As the sun sets on 2021, I glanced up from my keyboard and was shocked to find the dawning of 2022 just days away. I shook my head as if to clear a fog from my brain and second-guessed myself wondering where the hours of the previous year melted to?
Being so myopically focused on my fingers making each keystroke and correcting typographical errors, I realized I had not once seen the sun set on any given evening, or it rise on a crisp clear morning. In that moment of realization, it became clear. I had been walking around in a news reporting, constantly spinning kaleidoscope of ever-changing stories, but not appreciating the beauty and colours the glass shapes spun.
As I hit the final punctuation mark on the year in my life, I breathed out. One of those long, deep, letting go type of sighs that as it leaves your chest it takes with it all of the weight your shoulders have been carrying for the past however long. As my lungs released, my eyes caught sight of a framed picture on my office wall. One which my late husband had bought for me in a moment of his enduring encouragement of my pursuits.
My eyes had become blind to my own personal surroundings trying and trying again to bring everyone around me timely reports of local happenings. In that split second my vision focused on a new, but old sightline. The larger picture that I had painted for myself at the beginning of 2021, (not the vignette in which I had been living) became once again clear.
As I inhaled a fresh breath, the words on my office wall hit my bloodstream like a sugar rush of energy drink blazing to my heart. “She believed she could – So she did.” I could feel my husband’s breath on my cheek and hear his voice whisper over my shoulder, “And you DID, Kimmi.
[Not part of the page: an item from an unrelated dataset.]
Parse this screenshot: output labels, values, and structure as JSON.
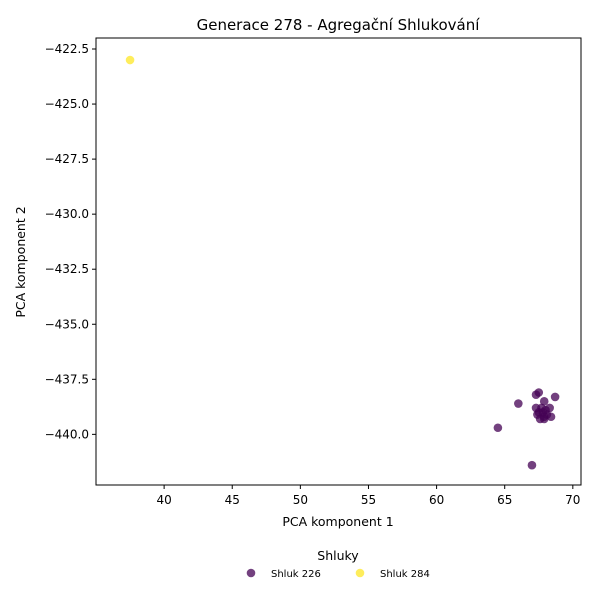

You certainly did.”
There have been many changes in my life in the past two years, some I have embraced and others have been forced upon me to accept. I lost my husband, I started a new job, I moved house, COVID-19 hit.
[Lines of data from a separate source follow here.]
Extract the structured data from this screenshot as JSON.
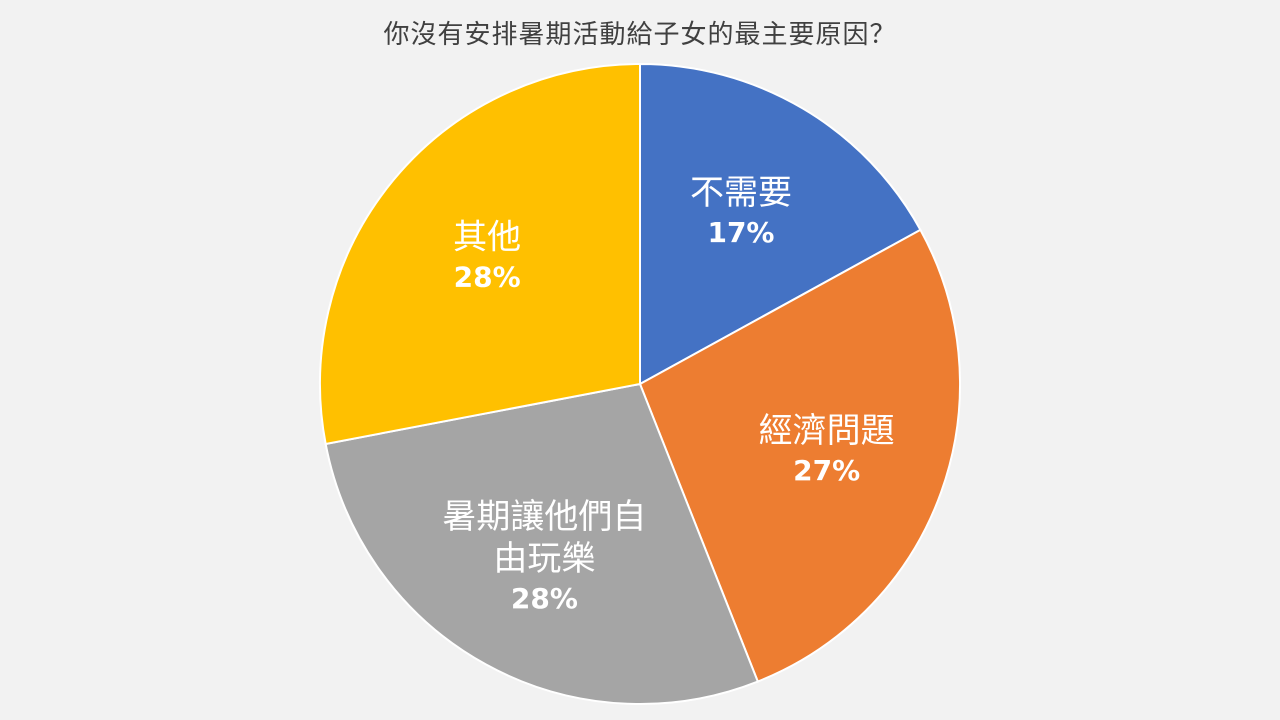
{
  "chart_data": {
    "type": "pie",
    "title": "你沒有安排暑期活動給子女的最主要原因？",
    "categories": [
      "不需要",
      "經濟問題",
      "暑期讓他們自由玩樂",
      "其他"
    ],
    "values": [
      17,
      27,
      28,
      28
    ],
    "data_labels": [
      "17%",
      "27%",
      "28%",
      "28%"
    ],
    "label_lines": [
      [
        "不需要"
      ],
      [
        "經濟問題"
      ],
      [
        "暑期讓他們自",
        "由玩樂"
      ],
      [
        "其他"
      ]
    ],
    "colors": [
      "#4472c4",
      "#ed7d31",
      "#a5a5a5",
      "#ffc000"
    ],
    "start_angle_deg": 0,
    "direction": "clockwise",
    "legend": "none"
  }
}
COVID for me, in ways not understood by some, has been a blessing. It quieted the noise in my life and allowed me to grieve behind a masked face and a closed door. But, with it came changes at work and new challenges. I became the only journalist at the paper for nigh on two years. Under much duress kicking and screaming, I was forced to learn new video skills, which I thought was beyond any hope of instilling in my skillset. However, like whiskers on kittens, it became one of my favourite things. I learned how to tweet, how to edit other people’s work. I learned new computer programs.
He had always told me I could, so I trusted that. I believed and I did.
We have all seen accomplishments and grief in 2021. It wasn’t much different from 2020. While COVID kept us apart, it still brought our community together. We shared the loss of our elders in Acropolis Manor, we shared the realization and pain of the loss of residential school children. But, we also came together in celebration in at the mass community vaccination clinic. We became an example for the province. We believed we could, so we did.
This year, at The Northern View we quietly said goodbye to our long-time publisher. With that came new responsibilities for those left behind. New tasks to learn, new tasks to accomplish, new goals to reach and new efforts to be celebrated, all the time standing in the midst of my community, with neighbours experiencing their own learnings and growth.
I’m not one for setting new year’s resolutions. I think if you are going to set a goal, then set it and do it. It’s a promise to yourself. It doesn’t matter if it’s January or June. I’m also not one to use the word failure. It’s the not to be used “F” word to me. If I can’t climb over the tree, I will go around it. Failure is not happening, but learning lessons from things that didn’t go according to plan are a pathway forward. What is failure to some is momentum forward for me.
So, as we look through the glass to 2022 and reflect on 2021, I am sure we will all see more challenges, more goals, more momentum forward. I promise to myself to keep my lens focussed on the words on my wall. “She believed she could – so she did.” And I promise I will.
So can you in 2022.
— KJ Millar is a journalist with the Northern View in Prince Rupert.